Vient à présent le temps où se pose, inévitablement, la question de la disparition des témoins. Comment va-t-on poursuivre ce geste, initié par les Sonderkommandos au péril de leur vie ? Cette exposition s’intitule La voix des témoins, car elle voudrait affirmer que, par-delà la disparition des témoins, leurs voix restent et resteront : elles constituent des traces vives. Les générations d’après s’en saisissent et nous montrent qu’elles représentent un héritage immatériel.

La voix des témoins est d’abord une voix qui nous vient de Birkenau. Plus exactement, du sol de Birkenau, où des manuscrits furent enfouis par les membres des Sonderkommandos, « unités spéciales » constituées de détenus juifs, contraints d’extraire les cadavres des chambres à gaz, de les brûler et de disperser les cendres. Retrouvés des années plus tard, ces papiers jaunis sont les premiers témoignages dont nous disposons. Aucun de leurs auteurs n’a survécu. Mais tout témoignage ensuite, de ceux qui reviendront, a un lien souterrain avec ces manuscrits – une dette. Car ils recèlent le sens profond de ce qu’est un témoignage : laisser une trace. C’est une résistance, et une mise en échec du projet nazi qui voulait supprimer le peuple juif et toute trace de la suppression elle-même. Tout témoignage, ensuite, reflétera cette urgence à dire. Les témoins parleront après eux, comme le dit magnifiquement Primo Levi, « par délégation ». Léa Veinstein, commissaire de l’exposition.

 

Une histoire du témoignage

Dans l’exposition, l’histoire du témoignage est retranscrite à travers une frise chronologique. Il s’agit ainsi d’inscrire la voix des témoins dans l’histoire, c’est-à-dire dans le temps dans lequel cette parole a émergé, et dans lequel elle a été (ou non) écoutée. En dépit de la dimension universelle et, en un sens, intemporelle des témoignages, cette frise montre que la parole et la figure du témoin sont intrinsèquement liées au façonnement de la mémoire collective.

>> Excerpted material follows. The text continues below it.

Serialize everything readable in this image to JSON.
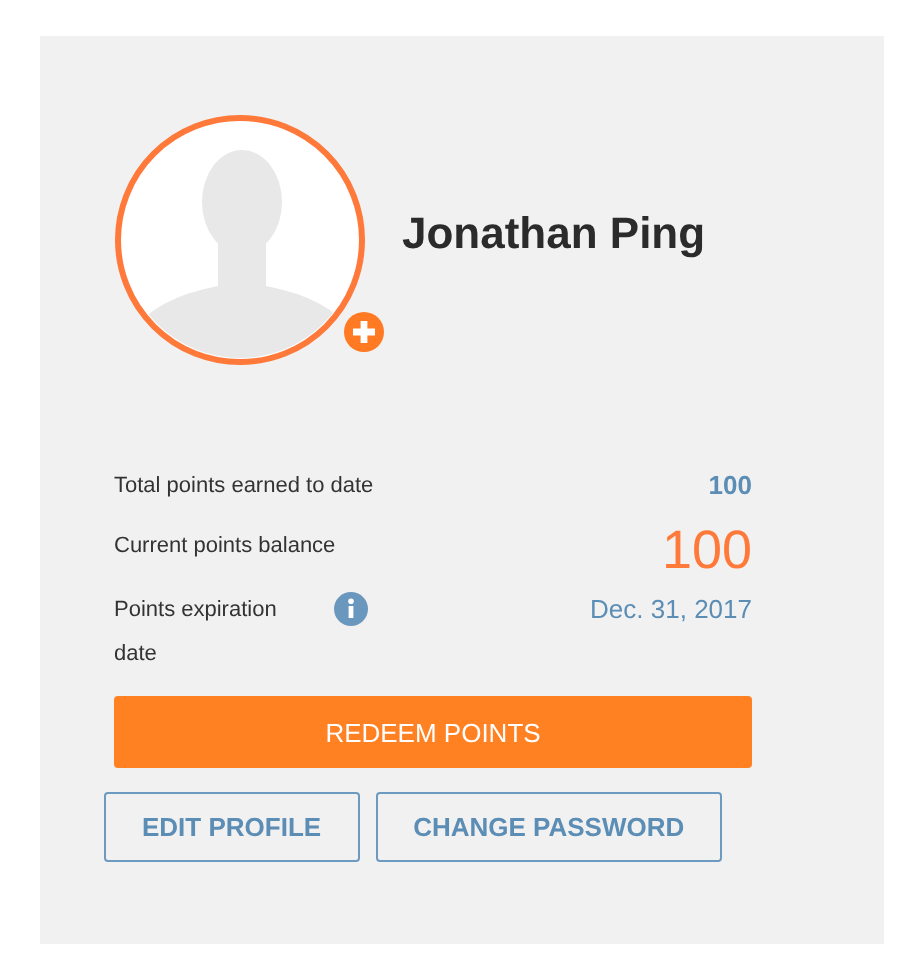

Riche d’archives et de documents inédits, cette frise fait apparaître deux lignes temporelles. La première est celle de l’évolution du témoignage. En dépit de variations de langue, de destinataire, de nature et de forme, ce qui frappe est que, de 1942 à aujourd’hui, les déportés témoignent inlassablement.

La seconde ligne qui émerge est celle de l’évolution de la réception du témoignage à l’intérieur de la société française. Elle connaît des fluctuations et des ruptures plus tranchées, mais suit une évolution croissante depuis l’après-guerre. Elle donne à voir l’émergence de la figure du « témoin » à partir des années 1960 (le terme lui-même apparaissant d’abord dans le contexte des grands procès de criminels nazis), puis la multiplication des œuvres et la reconnaissance grandissante de l’importance historique et morale du témoin.

Cette frise décrit le parcours du témoignage, de la clandestinité la plus dangereuse des manuscrits enterrés à Birkenau en 1942 jusqu’à l’image du matricule de Simone Veil exposée au pied des marches du Panthéon en 2018. Elle délimite cinq grandes périodes, qui sont chacune présentées, commentées et mises en perspective par un(e) historien(ne) : Annette Wievorka, Denis Peschanski, François Azouvi, Henry Rousso et Serge Klarsfeld.

Sept voix emblématiques

Primo Levi, Marceline Loridan-Ivens, Imre Kertész, Elie Wiesel, Samuel Pisar, Aharon Appelfeld et Simone Veil ont été, pour les témoins de la Shoah, des porte-voix. Ils ont donné à ces récits – y compris dans leur part d’indicible – des échos, des visages. Par leurs œuvres, leurs trajectoires et les symboles qu’ils sont devenus, ils ont contribué à rendre l’histoire de la Shoah audible à l’intérieur de la société française. Chacune de ces sept figures, lui donnant son relief individuel, a contribué au façonnement de la mémoire collective.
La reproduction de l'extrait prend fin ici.